Ci sono parole che fanno paura solo a pronunciarle. Suicidio è una di queste.
Per troppo tempo è stata nascosta, sussurrata, rimossa. Ma i silenzi non proteggono: i silenzi isolano, i silenzi uccidono.
Il 10 settembre, Giornata Internazionale per la Prevenzione del Suicidio, ho partecipato alla proiezione del docufilm Come stanno i ragazzi, promosso dall’associazione La Tazza Blu, fondata da Rocchina e da suo marito dopo la morte della figlia Giulia. Una ragazza come tante: interessi, sogni, amicizie. Eppure dentro di lei cresceva un dolore muto, mai detto fino in fondo.
Rocchina ha raccontato con lucidità e strazio la domanda che la accompagna ogni giorno: “Perché Giulia non ci ha parlato? E se anche lo avesse fatto, io avrei capito quanto stava male?”
La Tazza Blu nasce proprio da questo vuoto: dare parola a chi non può più dirla. Perché parlandone si fa prevenzione.
Molti adulti temono di “mettere un’idea in testa” ai figli , agli studenti nominando la parola suicidio. Ma è scientificamente provato che parlarne non aumenta il rischio, al contrario lo riduce, perché offre ai ragazzi la possibilità di esprimersi, di sentirsi visti e non soli.
Il problema è che siamo noi adulti, prima ancora dei ragazzi, ad avere paura di usare quella parola. Ci fa orrore, ci fa scappare lo sguardo. Eppure è proprio il nostro coraggio che può aprire lo spazio. Quando chiediamo “Come stai?” possiamo aggiungere “Ti capita di avere pensieri di non voler più vivere?”. Sono domande dure, ma possono salvare vite.
Durante il dibattito, è emerso come oggi il disagio inizi sempre più presto: La Tazza Blu ha attivato una chat di supporto che riceve richieste da ragazzi e ragazze di 13, 14 anni. Un’età in cui la sofferenza psichica può esplodere in silenzio, nascosta dietro un “va tutto bene” che non significa nulla.
L’adolescenza è già di per sé un mare in tempesta, fatto di umori altalenanti, estremismi, identità in costruzione. È normale che ci siano chiusure, litigi, oscillazioni. Ma quando il dolore diventa costante, quando compaiono autolesionismo, isolamento, perdita di interessi, allora serve un’attenzione in più, un orecchio che non banalizzi con “alla tua età anch’io…”.
Un’insegnante presente ha detto: “Ho paura che parlarne sia come instillare un dubbio, e spesso non so che peso dare ai segnali”. È una paura comprensibile: non esistono ricette, e protocolli chiari e risorse adeguate sarebbero fondamentali. Perché se la scuola è spesso il luogo dove il disagio si manifesta prima, non possiamo lasciare soli gli insegnanti davanti a responsabilità così grandi.
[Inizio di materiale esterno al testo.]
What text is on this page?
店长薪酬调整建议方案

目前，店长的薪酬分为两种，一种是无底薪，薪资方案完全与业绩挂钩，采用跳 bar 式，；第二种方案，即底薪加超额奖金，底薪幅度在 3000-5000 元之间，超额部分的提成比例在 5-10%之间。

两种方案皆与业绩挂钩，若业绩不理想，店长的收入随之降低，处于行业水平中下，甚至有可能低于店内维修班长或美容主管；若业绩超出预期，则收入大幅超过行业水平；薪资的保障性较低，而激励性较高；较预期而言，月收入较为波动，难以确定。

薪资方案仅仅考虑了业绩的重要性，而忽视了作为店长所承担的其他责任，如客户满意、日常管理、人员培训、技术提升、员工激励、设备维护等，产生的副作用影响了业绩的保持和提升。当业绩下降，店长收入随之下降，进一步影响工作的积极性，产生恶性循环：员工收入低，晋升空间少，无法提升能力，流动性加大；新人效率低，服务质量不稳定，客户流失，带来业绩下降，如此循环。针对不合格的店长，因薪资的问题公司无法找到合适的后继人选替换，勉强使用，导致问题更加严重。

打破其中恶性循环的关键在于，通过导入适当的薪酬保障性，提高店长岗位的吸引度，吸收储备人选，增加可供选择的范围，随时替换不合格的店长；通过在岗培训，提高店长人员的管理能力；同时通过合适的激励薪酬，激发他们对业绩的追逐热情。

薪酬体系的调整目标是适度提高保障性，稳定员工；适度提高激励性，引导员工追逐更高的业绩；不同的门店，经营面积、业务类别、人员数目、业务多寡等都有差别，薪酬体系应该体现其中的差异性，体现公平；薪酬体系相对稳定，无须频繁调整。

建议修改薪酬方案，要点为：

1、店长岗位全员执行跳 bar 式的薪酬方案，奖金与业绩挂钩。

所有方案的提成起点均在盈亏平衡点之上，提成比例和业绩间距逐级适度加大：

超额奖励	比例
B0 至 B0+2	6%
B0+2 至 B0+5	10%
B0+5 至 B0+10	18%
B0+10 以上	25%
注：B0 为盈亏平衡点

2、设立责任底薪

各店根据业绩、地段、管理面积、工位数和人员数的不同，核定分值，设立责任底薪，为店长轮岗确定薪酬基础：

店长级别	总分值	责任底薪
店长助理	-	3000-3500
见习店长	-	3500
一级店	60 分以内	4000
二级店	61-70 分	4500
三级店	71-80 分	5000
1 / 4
Ha commosso l’intervento di una ragazza in sala “La parte più difficile per un figlio nel confidare pensieri suicidari ai genitori è il senso di colpa. Io mi sentivo sbagliata, e in colpa verso i miei genitori per il dolore che provavo”.
Il senso di colpa è spesso il frutto dell’amore: i figli si sentono responsabili del dolore dei genitori, i genitori si sentono colpevoli di quello dei figli. Ma la sofferenza psichica non è una colpa. Non c’è una causa unica: i disturbi nascono da fattori multipli, personali, familiari, sociali, culturali. Non esiste un colpevole, esistono persone che soffrono.
Ecco perché la prevenzione parte da qui: rompere il tabù, dare parole, fare domande. Non significa allarmare, ma aprire un varco. Anche un ragazzo che risponde “va tutto bene” a un genitore che osa chiedere “hai pensieri di non voler più vivere?” sentirà che c’è uno spazio possibile. Una porta aperta.
Non è facile. Fermarsi, ascoltare davvero, resistere alla tentazione di giudicare o minimizzare, richiede fatica. Ma è questa fatica che può salvare una vita.
Il messaggio che porto a casa da questa sera, in riflessione di questa giornata, è chiaro: la prevenzione non è uno slogan, è un lavoro quotidiano di relazione, ascolto e coraggio. È avere il coraggio, come adulti, di pronunciare le parole che più ci fanno paura. Perché i nostri ragazzi hanno bisogno che siamo noi, per primi, a dirle ad alta voce.
E di domandarci se siamo in grado di accogliere il loro dolore, perchè nel dubbio, se temiamo di non poterlo gestire allora è il momento di chiedere aiuto, per noi, perchè se i ragazzi non ci sentono capaci di reggere la loro sofferenza probabilmente non lo faranno, facciamoci aiutare.